# Tuxedo card account



## carrie3479 (Nov 30, 2005)

Hi just wondered if anyone else had one of these? 
Its an account with a pre pay credit card thingy-ma-jig. Just wondering if anyone has any good or bad things to say about them as tried to access my balance through an ATM and apparently the card isnt verified with the machine!! tried to find a contact number/email but you have to send a "ticket" what ever that is! rushed home between calls to check it all on the pc but none the wiser!
It does say to have benefits paid in I need to send tuxedo (its a sister thing to Barclays I think) my benefit details, would that include tax credits and child benefit?? or is it just job seekers? Info on the website is very bitty.

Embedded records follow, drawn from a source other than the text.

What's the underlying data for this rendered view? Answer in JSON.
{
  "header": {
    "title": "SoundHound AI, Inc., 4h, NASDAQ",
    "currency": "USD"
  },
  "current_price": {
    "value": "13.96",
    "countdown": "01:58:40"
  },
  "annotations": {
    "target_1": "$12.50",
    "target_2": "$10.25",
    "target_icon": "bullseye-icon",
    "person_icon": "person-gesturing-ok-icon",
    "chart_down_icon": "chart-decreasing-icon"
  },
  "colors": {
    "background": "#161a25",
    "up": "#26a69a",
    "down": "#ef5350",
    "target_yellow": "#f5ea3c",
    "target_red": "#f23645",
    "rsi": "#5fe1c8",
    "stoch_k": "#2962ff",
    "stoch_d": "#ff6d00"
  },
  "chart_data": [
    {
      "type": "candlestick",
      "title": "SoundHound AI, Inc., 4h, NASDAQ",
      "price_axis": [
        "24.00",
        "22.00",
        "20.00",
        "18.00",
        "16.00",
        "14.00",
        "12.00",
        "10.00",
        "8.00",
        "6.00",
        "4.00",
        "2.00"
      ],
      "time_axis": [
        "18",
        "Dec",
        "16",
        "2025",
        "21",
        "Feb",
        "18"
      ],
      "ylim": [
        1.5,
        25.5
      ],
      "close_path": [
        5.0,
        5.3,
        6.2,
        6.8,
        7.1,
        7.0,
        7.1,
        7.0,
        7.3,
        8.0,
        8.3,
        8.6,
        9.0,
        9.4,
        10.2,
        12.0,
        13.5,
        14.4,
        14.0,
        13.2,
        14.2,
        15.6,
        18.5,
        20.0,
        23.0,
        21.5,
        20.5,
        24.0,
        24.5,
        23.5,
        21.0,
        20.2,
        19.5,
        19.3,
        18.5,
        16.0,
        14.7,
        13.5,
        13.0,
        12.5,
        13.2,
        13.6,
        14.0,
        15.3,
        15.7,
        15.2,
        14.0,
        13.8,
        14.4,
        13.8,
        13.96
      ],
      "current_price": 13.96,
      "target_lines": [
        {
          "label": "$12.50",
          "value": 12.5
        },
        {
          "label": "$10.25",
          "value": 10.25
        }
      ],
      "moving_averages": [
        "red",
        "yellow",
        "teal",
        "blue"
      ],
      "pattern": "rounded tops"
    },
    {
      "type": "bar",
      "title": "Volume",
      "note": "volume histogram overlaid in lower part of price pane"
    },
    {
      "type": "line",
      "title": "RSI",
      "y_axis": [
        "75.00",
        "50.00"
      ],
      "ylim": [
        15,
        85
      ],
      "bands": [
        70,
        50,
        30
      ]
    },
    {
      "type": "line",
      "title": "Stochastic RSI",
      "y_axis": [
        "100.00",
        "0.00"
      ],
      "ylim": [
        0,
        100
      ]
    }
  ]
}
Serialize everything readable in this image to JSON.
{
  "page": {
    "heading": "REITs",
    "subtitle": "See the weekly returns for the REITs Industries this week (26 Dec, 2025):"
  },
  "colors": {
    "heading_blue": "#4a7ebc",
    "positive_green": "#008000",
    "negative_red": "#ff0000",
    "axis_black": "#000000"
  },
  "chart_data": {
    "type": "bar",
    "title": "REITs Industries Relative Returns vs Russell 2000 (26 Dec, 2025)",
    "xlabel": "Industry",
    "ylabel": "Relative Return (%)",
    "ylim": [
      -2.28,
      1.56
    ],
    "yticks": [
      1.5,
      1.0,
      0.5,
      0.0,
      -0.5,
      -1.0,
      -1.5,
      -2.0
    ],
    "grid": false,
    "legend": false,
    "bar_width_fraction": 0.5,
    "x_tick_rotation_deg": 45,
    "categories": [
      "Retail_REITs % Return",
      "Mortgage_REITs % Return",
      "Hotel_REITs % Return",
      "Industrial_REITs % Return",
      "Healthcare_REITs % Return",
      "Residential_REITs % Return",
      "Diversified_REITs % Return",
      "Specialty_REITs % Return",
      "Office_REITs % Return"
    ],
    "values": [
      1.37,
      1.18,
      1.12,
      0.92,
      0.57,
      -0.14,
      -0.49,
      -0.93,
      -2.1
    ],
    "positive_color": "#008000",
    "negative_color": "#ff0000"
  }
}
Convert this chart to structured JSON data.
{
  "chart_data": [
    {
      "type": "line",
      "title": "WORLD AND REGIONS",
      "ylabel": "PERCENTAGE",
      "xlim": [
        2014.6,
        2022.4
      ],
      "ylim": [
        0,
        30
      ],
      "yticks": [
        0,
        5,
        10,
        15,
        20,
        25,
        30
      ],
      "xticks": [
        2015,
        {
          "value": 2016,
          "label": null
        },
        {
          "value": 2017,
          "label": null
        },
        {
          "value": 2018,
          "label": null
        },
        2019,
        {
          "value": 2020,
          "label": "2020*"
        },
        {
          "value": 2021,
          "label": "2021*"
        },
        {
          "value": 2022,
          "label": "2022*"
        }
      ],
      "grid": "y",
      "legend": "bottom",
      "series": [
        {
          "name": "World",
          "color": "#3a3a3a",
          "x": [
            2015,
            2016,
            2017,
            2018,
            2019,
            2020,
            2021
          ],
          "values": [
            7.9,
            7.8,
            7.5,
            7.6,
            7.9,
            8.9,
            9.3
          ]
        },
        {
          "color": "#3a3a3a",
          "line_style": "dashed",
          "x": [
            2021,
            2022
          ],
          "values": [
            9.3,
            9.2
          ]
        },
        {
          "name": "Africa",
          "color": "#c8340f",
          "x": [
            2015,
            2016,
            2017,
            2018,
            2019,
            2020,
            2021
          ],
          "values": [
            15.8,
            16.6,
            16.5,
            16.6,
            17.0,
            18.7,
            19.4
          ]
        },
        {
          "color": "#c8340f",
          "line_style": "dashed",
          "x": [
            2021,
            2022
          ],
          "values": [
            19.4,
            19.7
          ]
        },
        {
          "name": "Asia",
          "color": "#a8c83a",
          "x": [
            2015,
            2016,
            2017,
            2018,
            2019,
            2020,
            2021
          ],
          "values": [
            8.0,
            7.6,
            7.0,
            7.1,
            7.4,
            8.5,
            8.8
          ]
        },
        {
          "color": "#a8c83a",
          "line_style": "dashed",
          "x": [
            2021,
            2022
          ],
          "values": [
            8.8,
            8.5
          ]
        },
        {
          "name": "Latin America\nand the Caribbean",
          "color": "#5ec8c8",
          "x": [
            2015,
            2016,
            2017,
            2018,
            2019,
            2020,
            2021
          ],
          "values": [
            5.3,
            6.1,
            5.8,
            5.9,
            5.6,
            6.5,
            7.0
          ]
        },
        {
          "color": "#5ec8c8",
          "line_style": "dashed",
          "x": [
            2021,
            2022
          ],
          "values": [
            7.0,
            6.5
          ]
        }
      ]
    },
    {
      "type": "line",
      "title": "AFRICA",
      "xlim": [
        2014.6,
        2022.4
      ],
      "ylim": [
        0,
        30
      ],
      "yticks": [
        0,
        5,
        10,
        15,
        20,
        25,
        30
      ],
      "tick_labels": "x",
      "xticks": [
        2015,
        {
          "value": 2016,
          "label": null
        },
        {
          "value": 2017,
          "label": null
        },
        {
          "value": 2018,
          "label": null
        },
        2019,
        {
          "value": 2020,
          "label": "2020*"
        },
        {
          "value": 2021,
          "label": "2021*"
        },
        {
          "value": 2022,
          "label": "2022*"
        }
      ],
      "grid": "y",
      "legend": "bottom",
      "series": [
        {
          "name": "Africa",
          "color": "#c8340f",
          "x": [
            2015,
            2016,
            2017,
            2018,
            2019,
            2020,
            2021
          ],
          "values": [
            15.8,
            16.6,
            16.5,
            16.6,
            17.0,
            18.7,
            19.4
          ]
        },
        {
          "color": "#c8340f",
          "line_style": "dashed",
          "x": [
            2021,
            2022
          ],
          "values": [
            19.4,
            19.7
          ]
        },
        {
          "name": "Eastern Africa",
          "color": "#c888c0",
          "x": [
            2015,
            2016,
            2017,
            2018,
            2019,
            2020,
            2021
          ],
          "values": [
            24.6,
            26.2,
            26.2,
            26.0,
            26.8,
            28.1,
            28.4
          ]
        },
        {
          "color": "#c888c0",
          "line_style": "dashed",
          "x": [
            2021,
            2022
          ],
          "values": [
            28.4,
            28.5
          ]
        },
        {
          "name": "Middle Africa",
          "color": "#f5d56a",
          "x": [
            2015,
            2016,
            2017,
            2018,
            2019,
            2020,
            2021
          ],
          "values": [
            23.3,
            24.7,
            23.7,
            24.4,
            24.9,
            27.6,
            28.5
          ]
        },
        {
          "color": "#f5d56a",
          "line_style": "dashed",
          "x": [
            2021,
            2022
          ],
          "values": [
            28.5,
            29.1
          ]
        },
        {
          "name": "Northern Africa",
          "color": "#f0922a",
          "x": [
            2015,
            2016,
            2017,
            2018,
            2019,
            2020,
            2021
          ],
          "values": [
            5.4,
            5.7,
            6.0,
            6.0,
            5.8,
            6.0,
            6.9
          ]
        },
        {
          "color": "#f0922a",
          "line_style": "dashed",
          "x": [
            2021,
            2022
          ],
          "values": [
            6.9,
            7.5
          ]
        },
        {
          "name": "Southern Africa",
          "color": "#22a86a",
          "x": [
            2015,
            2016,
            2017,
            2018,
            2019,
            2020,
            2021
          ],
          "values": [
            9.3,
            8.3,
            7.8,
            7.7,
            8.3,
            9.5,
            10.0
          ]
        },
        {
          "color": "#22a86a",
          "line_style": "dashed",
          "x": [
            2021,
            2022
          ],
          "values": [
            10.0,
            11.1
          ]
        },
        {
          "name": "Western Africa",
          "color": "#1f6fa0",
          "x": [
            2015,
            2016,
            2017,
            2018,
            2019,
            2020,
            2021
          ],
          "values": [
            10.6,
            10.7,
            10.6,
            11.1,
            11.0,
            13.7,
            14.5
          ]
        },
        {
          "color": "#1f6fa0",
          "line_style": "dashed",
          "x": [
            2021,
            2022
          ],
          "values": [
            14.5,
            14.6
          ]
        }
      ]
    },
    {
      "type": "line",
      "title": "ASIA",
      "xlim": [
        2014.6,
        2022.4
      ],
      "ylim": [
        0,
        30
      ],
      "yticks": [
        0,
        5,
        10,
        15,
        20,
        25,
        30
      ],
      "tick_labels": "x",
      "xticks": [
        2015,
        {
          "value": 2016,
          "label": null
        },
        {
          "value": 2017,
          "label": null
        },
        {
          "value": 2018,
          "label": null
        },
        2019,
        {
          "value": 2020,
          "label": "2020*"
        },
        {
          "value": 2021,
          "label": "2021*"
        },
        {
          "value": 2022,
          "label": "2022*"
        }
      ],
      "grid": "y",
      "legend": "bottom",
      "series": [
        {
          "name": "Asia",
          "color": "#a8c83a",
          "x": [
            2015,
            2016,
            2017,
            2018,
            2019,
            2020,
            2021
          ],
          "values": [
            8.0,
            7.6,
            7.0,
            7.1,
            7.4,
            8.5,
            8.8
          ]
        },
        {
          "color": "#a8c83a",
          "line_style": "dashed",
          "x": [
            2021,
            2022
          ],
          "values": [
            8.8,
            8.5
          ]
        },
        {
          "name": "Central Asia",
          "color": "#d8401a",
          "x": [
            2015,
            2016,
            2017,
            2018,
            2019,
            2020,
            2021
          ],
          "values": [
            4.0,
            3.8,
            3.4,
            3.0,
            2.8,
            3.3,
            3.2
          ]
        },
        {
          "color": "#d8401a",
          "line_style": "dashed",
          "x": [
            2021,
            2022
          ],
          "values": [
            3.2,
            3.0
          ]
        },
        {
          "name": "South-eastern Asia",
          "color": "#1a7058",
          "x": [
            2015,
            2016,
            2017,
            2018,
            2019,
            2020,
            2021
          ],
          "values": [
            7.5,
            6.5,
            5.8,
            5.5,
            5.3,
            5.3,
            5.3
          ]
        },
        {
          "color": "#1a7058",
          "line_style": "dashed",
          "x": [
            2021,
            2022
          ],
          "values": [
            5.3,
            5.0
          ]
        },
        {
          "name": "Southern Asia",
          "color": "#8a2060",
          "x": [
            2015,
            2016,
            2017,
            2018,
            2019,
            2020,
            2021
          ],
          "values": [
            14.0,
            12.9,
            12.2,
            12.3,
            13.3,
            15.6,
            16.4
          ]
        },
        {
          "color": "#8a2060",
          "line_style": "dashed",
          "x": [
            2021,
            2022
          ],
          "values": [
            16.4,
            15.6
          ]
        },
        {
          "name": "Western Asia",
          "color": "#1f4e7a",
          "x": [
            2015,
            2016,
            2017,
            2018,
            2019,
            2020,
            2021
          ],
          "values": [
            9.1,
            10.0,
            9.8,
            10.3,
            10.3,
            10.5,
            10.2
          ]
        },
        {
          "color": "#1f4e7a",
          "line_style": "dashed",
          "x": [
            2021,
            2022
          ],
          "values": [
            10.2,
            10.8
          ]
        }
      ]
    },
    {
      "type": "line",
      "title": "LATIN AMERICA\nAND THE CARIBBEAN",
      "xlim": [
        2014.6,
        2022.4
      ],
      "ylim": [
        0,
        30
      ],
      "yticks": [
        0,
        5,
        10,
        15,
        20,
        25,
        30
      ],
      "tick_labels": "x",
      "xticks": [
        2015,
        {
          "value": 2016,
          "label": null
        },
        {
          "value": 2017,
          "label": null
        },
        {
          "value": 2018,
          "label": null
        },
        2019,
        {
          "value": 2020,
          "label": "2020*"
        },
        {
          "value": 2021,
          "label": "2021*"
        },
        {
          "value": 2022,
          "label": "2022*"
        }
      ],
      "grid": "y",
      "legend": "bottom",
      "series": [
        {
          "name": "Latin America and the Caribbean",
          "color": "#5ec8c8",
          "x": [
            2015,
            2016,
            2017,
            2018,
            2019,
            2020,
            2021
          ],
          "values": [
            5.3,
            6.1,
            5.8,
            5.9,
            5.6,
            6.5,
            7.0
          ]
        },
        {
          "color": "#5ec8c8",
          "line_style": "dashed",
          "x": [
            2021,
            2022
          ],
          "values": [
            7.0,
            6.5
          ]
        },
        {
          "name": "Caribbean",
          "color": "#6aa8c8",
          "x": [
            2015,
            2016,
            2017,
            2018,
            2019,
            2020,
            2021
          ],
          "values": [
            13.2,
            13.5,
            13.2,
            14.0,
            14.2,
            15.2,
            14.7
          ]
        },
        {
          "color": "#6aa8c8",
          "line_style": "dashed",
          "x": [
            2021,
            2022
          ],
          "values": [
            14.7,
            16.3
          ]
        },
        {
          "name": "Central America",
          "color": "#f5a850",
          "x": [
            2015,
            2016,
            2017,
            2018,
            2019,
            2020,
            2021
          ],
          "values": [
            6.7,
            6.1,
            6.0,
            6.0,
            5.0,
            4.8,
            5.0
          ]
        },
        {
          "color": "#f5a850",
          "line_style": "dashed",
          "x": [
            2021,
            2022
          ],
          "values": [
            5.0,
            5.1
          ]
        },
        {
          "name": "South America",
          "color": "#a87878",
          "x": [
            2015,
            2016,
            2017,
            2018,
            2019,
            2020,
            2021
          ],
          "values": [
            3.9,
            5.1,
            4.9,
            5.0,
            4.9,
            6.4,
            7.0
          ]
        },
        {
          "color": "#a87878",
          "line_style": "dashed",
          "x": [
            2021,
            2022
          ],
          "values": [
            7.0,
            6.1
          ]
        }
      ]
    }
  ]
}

Just a bit worried as having all my wages and tax credits paid into it!! and not long had the account  

Cheers 

Corrina xx


----------



## outspan3 (Jan 22, 2006)

possibly because its a mastercard and not a visa. Visa is used at pretty much all cash machines whereas mastercard is only accepted at some. Found this out recently when trying to use my credit card at a machine

can't help with the paying in thing though - sorry


----------



## carrie3479 (Nov 30, 2005)

Ahhhh didnt realise that about mastercard, cheers for that. Wish they would put this info into the so called information booklet! 
I will scoure the town for a compatible ATM asap!!

Corrina xx


----------